Mendengar penjelasan itu, masyarakat dari pegunungan pun beramai-ramai turun ke pantai membawa hasil panen seperti pisang dan singkong untuk disantap bersama.
Setelah makan, masyarakat bersama bangsa Portugis menancapkan salib dari pohon lontar berukuran besar di atas batu karang yang selanjutnya disebut Watu Krus (Batu Salib).
"Tujuannya agar diketahui di daerah ini dulu pernah dimasuki bangsa Portugis. Di sini mereka menyebarkan agama dan membaptis orang-orang di sekitar Bola dan bagian Timur Sikka. Mereka pun membangun gereja Katolik di sini," kata Maria.

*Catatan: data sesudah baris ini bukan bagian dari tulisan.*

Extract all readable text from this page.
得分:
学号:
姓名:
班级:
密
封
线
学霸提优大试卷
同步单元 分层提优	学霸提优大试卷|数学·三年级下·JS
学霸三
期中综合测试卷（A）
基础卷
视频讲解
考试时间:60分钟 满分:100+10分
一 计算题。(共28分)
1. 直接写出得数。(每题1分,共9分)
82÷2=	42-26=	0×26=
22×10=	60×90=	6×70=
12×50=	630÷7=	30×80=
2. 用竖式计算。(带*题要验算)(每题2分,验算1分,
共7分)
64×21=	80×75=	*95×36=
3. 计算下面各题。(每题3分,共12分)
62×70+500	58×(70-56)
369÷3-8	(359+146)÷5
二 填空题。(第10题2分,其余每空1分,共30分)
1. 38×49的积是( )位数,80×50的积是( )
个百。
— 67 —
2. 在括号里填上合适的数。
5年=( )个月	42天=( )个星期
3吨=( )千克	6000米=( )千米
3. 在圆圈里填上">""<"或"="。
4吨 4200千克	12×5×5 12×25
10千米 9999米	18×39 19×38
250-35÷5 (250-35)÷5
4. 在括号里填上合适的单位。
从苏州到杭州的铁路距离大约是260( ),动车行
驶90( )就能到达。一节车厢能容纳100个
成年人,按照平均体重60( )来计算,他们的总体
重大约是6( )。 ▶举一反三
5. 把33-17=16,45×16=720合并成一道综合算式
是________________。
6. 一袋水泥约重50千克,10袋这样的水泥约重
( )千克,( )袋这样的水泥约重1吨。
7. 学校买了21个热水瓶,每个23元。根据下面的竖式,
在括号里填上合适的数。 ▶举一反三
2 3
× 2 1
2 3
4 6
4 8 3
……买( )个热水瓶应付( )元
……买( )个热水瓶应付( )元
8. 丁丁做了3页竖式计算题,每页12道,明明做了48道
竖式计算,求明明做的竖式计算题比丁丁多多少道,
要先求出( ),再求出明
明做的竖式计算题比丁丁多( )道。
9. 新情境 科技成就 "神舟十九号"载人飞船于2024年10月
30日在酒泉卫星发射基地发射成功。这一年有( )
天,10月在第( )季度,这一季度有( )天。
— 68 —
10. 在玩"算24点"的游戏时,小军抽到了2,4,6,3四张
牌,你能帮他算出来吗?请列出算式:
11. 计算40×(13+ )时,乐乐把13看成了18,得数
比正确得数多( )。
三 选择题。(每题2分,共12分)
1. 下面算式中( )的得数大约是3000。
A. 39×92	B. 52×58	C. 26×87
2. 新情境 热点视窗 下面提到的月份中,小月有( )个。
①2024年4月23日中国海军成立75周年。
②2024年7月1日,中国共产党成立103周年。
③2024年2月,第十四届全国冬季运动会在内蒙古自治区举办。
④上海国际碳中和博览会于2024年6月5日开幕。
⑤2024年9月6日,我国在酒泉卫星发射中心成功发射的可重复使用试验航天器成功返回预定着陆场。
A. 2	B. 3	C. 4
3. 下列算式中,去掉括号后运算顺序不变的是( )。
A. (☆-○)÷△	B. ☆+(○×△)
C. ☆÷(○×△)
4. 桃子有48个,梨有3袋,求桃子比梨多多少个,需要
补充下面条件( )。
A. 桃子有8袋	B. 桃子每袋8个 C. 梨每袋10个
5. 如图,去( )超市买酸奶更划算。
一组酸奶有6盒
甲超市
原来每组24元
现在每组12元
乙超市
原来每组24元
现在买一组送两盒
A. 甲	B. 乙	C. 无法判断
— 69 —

Dulu, menurut Maria, di atas Batu Salib itu ada jejak telapak kaki berukuran besar. Tetapi, jejak kaki tersebut telah diambil orang luar negeri dan dibawa ke negerinya. Selain itu juga, di atas Batu Salib itu ditemukan Alkitab, piring, dan periuk.
Maria menuturkan, dari dulu, di saat musim kemarau berkepanjangan, masyarakat di Bola ramai-ramai datang berdoa di Batu Salib meminta hujan.
"Masyarakat datang berdoa minta hujan. Biasanya selama 9 hari. Tetapi, kalau hujan sudah turun terkadang sampai 3 hari saja. Hujan pasti turun. Kebisaan ini terus dilakukan sampai sekarang. Masyarakat percaya itu," tutur Maria.
"Ada juga warga yang datang berdoa secara pribadi di situ. Menyampaikan intensi khusus. Dan pasti terkabulkan. Itu sudah terbukti," sambung Maria.